Matty
Matty

Reputation: 505

ASP.NET session is overwritten

I'm in a situation where two calls at the same time write to the session (of an asp.net core application running on the old framework), and one of the session variables gets overwritten.

Given the following controller code, assume that the long session gets called first, 200 ms later the short session gets called, and 800 ms later (when the long session is done) the result of both sessions gets called.

[HttpPost("[action]")]
public async Task<IActionResult> TestLongSession() {
    HttpContext.Session.SetString("testb", "true");

    // If we do this delay BEFORE the session ("testb") is set, then all is fine.
    await Task.Delay(1000);

    return Ok();
}

[HttpPost("[action]")]
public async Task<IActionResult> TestShortSession() {
    HttpContext.Session.SetString("testa", "true");

    return Ok();
}

[HttpGet("[action]")]
public async Task<IActionResult> TestResultOfBothSessions() {
    string a = HttpContext.Session.GetString("testa");
    string b = HttpContext.Session.GetString("testb");

    return Ok($"A: {a}, B: {b}");
}

The result of the final call (TestBothSessions) is "A: , B: true".

The question is then: Is there something I missed to make the session work (aka, return "A: true, B: true")?

Obviously, I could remove the delay and all is fine, but in the real application there's a call that potentially can take some time, and I prefer not to write the session variable at a later time (I guess I could with a bit of custom error handling, but then the problem still remains that I no longer trust the asp.net session to work with synchronous calls).

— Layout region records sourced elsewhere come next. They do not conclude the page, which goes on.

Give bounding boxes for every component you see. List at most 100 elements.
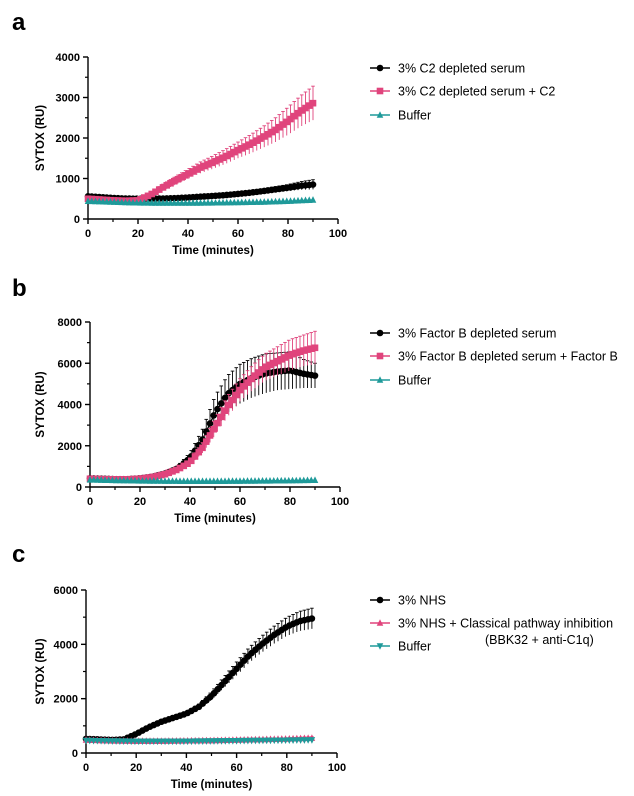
legend-marker — [376, 111, 384, 118]
data-point — [170, 177, 178, 185]
x-axis-label: Time (minutes) — [171, 779, 253, 791]
legend-label: 3% Factor B depleted serum — [398, 327, 556, 341]
data-point — [159, 184, 167, 191]
legend-item: 3% Factor B depleted serum — [370, 327, 556, 341]
panel-b: b 0 2000 4000 6000 8000 0 20 40 60 80 100 Time (minu… — [12, 275, 349, 525]
y-tick-label: 6000 — [58, 358, 82, 370]
data-point — [193, 166, 201, 173]
legend-item: 3% Factor B depleted serum + Factor B — [370, 350, 618, 364]
data-point — [163, 182, 171, 189]
legend-item: 3% NHS — [370, 594, 446, 608]
data-point — [244, 379, 251, 386]
legend-label: 3% C2 depleted serum — [398, 62, 525, 76]
data-point — [274, 357, 281, 365]
series-3 — [86, 475, 319, 485]
data-point — [245, 141, 253, 148]
y-axis-label: SYTOX (RU) — [35, 371, 47, 437]
x-tick-label: 0 — [83, 762, 89, 774]
data-point — [305, 102, 313, 109]
legend-marker — [376, 87, 384, 95]
y-tick-label: 0 — [76, 482, 82, 494]
data-point — [215, 156, 223, 163]
data-point — [225, 401, 233, 409]
data-point — [255, 369, 263, 376]
data-point — [309, 99, 317, 107]
data-point — [272, 126, 279, 134]
data-point — [208, 159, 216, 167]
data-point — [214, 405, 221, 413]
data-point — [187, 457, 195, 465]
data-point — [311, 344, 319, 352]
data-point — [249, 139, 257, 146]
y-tick-label: 4000 — [58, 400, 82, 412]
legend-item: 3% C2 depleted serum — [370, 62, 525, 76]
data-point — [195, 448, 203, 456]
data-point — [266, 361, 274, 369]
data-point — [206, 420, 214, 427]
data-point — [277, 356, 285, 363]
data-point — [309, 181, 317, 188]
legend-marker — [376, 64, 384, 72]
legend-marker — [376, 352, 384, 360]
data-point — [304, 346, 311, 353]
series-3 — [84, 196, 317, 206]
legend-marker — [376, 376, 384, 383]
data-point — [212, 157, 219, 165]
data-point — [296, 348, 304, 355]
legend-label: Buffer — [398, 640, 431, 654]
data-point — [152, 188, 159, 196]
data-point — [155, 186, 163, 193]
legend-marker — [376, 643, 384, 650]
data-point — [182, 172, 189, 179]
data-point — [264, 130, 272, 138]
data-point — [251, 372, 259, 379]
data-point — [200, 162, 208, 170]
legend-label-line2: (BBK32 + anti-C1q) — [485, 633, 594, 647]
data-point — [230, 148, 238, 156]
panel-label: a — [12, 9, 26, 36]
y-axis-label: SYTOX (RU) — [35, 638, 47, 704]
data-point — [298, 107, 306, 114]
y-axis-label: SYTOX (RU) — [35, 105, 47, 171]
series-3 — [82, 737, 316, 746]
series-2 — [86, 330, 319, 483]
data-point — [294, 109, 302, 117]
data-point — [154, 472, 161, 480]
x-tick-label: 0 — [85, 228, 91, 240]
y-tick-label: 4000 — [56, 52, 80, 64]
x-axis-label: Time (minutes) — [174, 513, 256, 525]
data-point — [202, 438, 210, 445]
x-tick-label: 60 — [234, 496, 246, 508]
x-tick-label: 60 — [232, 228, 244, 240]
x-tick-label: 100 — [329, 228, 347, 240]
legend-item: Buffer — [370, 109, 431, 123]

Edit: The typescript code that calls these endpoints from the browser:

this.service.testLongSession().subscribe(() => {
    this.service.testBothSessions().subscribe((result: string) => {
        console.log(result);
    });
});
setTimeout(() => {
    this.service.testShortSession().subscribe();
}, 200);

Upvotes: 6

Views: 1053

Answers (1)

Jeffrey Rennie
Jeffrey Rennie

Reputation: 3443

I believe the behavior you observe is what the ASP.NET authors intended. I look at the interfaces that session stores need to implement, namely ISession and ISessionStore, and I see no synchronization mechanisms to prevent the overwriting of data during simultaneous requests.

The benefit of such a simple interface is that it's much easier to implement, and can be easily implemented by a variety of caches and databases.

ASP.NET 4 had a much more complex session store base class SessionStateStoreProviderBase that included locking logic, but it was really challenging to implement.